Hello, gentle reader. You find me sitting on the balcony of the Hotel Alpina in Mürren, gateway to the 007 museum on the Schilthorn, and generally speaking a very pleasant place to be at this time of year. My wife has been doing some drawing of the local scenery, and I’ve returned from a swim at the Alpen Sports Centre where I could take a complimentary plunge; weird since everyone else there pretty much just sat in the hot tub, and because we were all looked down on by a giant poster of George Lazenby, promoting the James Bond Museum at the Schilthorn lookout (obviously the main driver of the local economy).

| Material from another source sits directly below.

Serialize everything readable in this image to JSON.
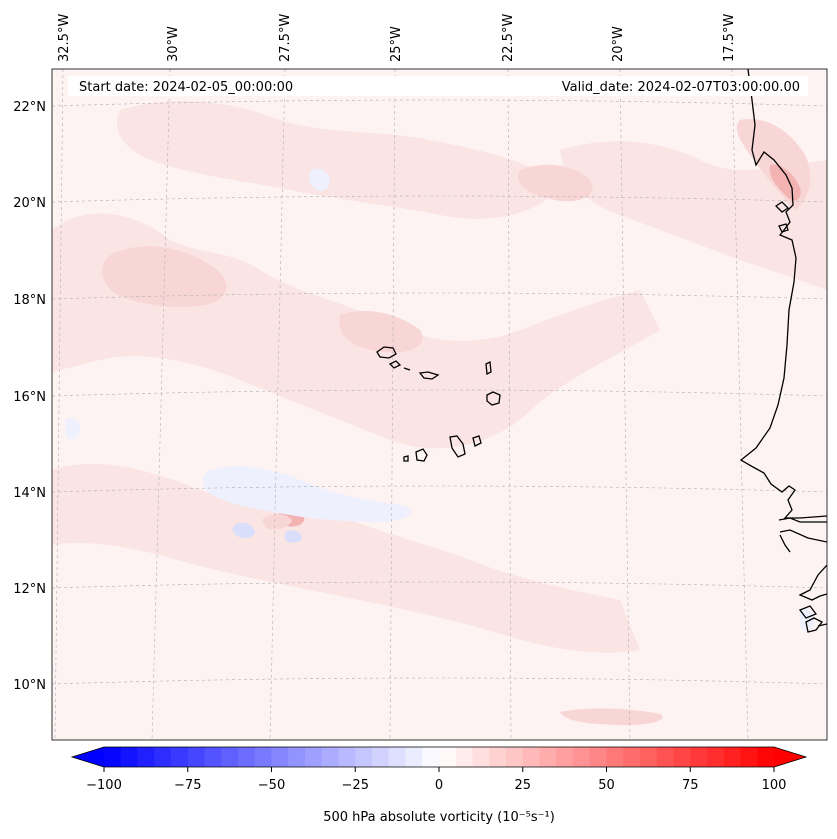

It was fun on the walk up the hill today with Jane to Allemendhubel and the children’s flower exploration walk/ski, during which we quoted lines out of James Bond: “So are you saying I could be a baronette? Coo!”, or “What are beasants? / They’re balls/ My family crest has four beasants, in gold…” or, “The Hapsburg line is famous for not having any earlobes,” and “Well I know what his problem is…”.

If there are any stresses in my life, it’s that we just found out our planned route to Chamonix is not available through the Swiss rail system… due to railworks on the border, and no possibility of a replacement train. Instead, it means we need to leave via Geneva and somehow get to Chamonix for the next bit, which means extra spending on bus tickets from Geneva, and a retrace of our steps instead of exploring new territory. But I’m sure we’ll manage somehow.

So there you have it. A scenically spectacular but short stay at the roof of the world surrounded by glaciers. The food is expensive and average, but it is the country and they have a long way to transport food up the cliff faces. Two or three days will probably do you, and our next stop is Chamonix, the French (and seemingly Australian) ski and climbing adventure paradise.